The end of Covid’s career plans still stems from the US, EU and UK lack of workers


Chris Gray sees better than the widespread unemployment that is plaguing businesses in developed countries.

As the UK’s chief executive in Manpower, the census agency, he sees British companies raising wages, paying for education, retirement requirements – especially doing everything “to get arms and legs to do the job”, as he puts it.

In addition, Gray does not anticipate that unemployment will be reduced next week as the UK finishes the low-paying jobs it suffered during the Covid-19 epidemic – even though about 1m workers still lost government money. “It can’t move,” he said.

A similar issue is playing out in the US and the euro, where funding mechanisms are running out without any indication of incoming workers.

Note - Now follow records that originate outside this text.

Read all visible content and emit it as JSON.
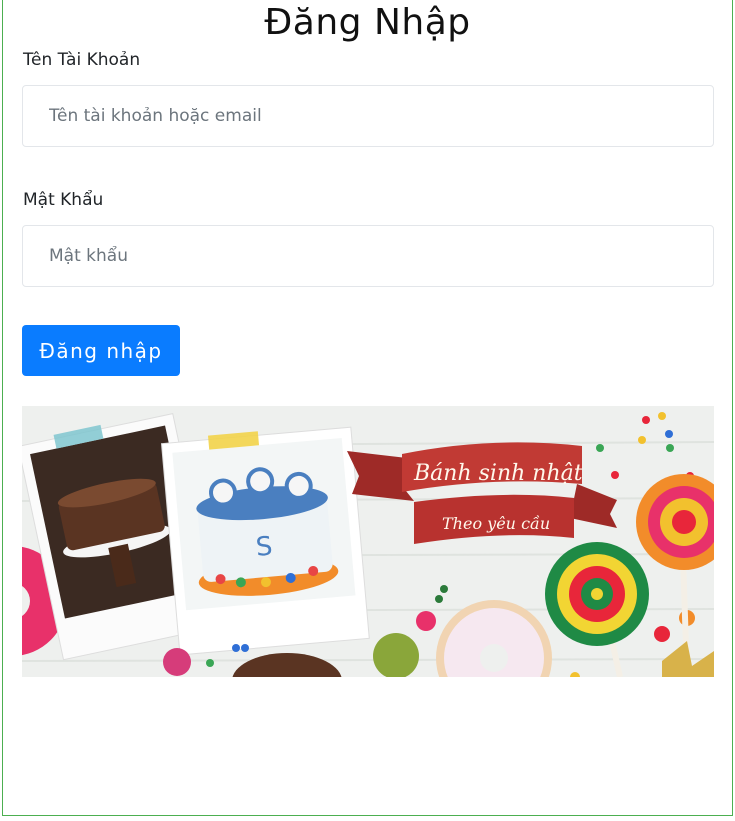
{
  "page": {
    "title": "Đăng Nhập"
  },
  "form": {
    "username_label": "Tên Tài Khoản",
    "username_placeholder": "Tên tài khoản hoặc email",
    "username_value": "",
    "password_label": "Mật Khẩu",
    "password_placeholder": "Mật khẩu",
    "password_value": "",
    "submit_label": "Đăng nhập"
  },
  "banner": {
    "ribbon_line1": "Bánh sinh nhật",
    "ribbon_line2": "Theo yêu cầu"
  },
  "colors": {
    "primary": "#0a7cff",
    "frame_border": "#4caf50",
    "ribbon": "#b8322f"
  }
}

The resulting unemployment crisis has shocked companies, adding to the scourge of epidemics chain problems, reduced growth, and in some cases, increased wages, which economists fear could lead to higher prices.

At present a decrease in income and compulsory remuneration is evident in the US. But they are also “a serious risk to the euro”, warned Daniel Kral, an economist at Oxford Economics.

Few expect this to happen. Restaurants and bars in the US, Greece, Israel, Britain and France complained that it would not be able to hire people earlier this year, when many workers were still at home and paid by the government.

But all US states are now abandoning profitable means, and businesses say a lack of staff still using them. In low-income areas such as construction, hospitality and food, unemployment is a major problem.

The same is true of the euro zone, where countries are beginning to reduce the scope of small-scale operational approaches such as France’s partielle.

“Basically, I don’t think so [the end of support schemes] it will be enough ”for labor markets to collapse in the eurozone, says Carsten Brzeski, an economist at ING.

Economists point to a number of factors that make it difficult for people to find work, although there are many who work hard.

One is that the mix of services provided has changed during the epidemic. Many people who find employment can become unemployed in areas where demand is growing rapidly, such as IT and logistics.

“Compulsory hospitality workers cannot drive,” said Claus Vistesen of Pantheon Macroeconomics.

Another problem is that many workers seem to have stopped working during the epidemic.

As of July, only 5% of euro workers were on temporary jobs, compared to a quarter of the peak of the epidemic. “There are not many people left” on charities, says Jessica Hinds of Capital Economics.

Hinds said the main thing is that people who have left workers have decided to return. By the first quarter of 2021, euro workers were 2.6m down from the previous epidemic, while US workers still had less than 2m.

The third reason, according to economists, is that Covid-19 exacerbated labor market problems before the epidemic.

In the UK, Brexit has reduced the number of migrant workers. Germany has an elderly population. In Spain and France, where digital unemployment has persisted for years, some taxes and inadequate education still create barriers to employment even when workers are in short supply.

François Villeroy de Galhau, governor of the Banque de France, has called it a “major economic crisis”. “There are no quicker and more important changes than adding staff,” he said this month.

An important question is whether the decline in employment leads to interest rates which encourage inflation. This depends on the outcome of various measures that the US and Europe provided to workers and companies through the epidemic.

The U.S. paid compensation directly to workers, in case they were fired. Although unemployment in the US has risen sharply since the 1930s The Great Depression, this has left companies free to restructure – which would allow the economy to rebuild strongly.

The EU and the UK took a different approach, and offered funding to companies to retain their employees, thinking that this would allow businesses to restart as soon as the closure ends.

Both approaches cost billions of governments. Today, however, unemployment in the US is “no different” from in Europe, says Adam Posen of the Peterson Institute of Economics.

As Larry Summers, a former U.S. secretary of finance, told the Financial Times last week: “We have a large number of people who have resigned, are overworked and all employers in the United States are complaining about unemployment.”

Excessive price pressures could lead to higher inflation in the US over the long term, OECD was warned last week. The Bank of England also believes that UK wages are rising faster than the epidemic “before the establishment of the labor market”.

However, some economists consider rising wages to be a viable option. In the eurozone, where inflation is less of a concern than in the US or UK, Oxford Economics’ Kral said a shortage of workers could force governments to promote education for those who have been unable to work for a long time and move to another country.

Higher pay in the euro zone also helps southern countries compete, he said, overcoming a temporary problem in the bloc.

Ignacio de la Torre, an economist at Arcano Partners, also believes that a quick pay rise could help keep businesses afloat. While it can hurt the company’s profits, it can increase consumer confidence and waste money.

“Over the past 40, 50 years the capital market has benefited tremendously,” he said. “We are in history right now… Work is gaining momentum.”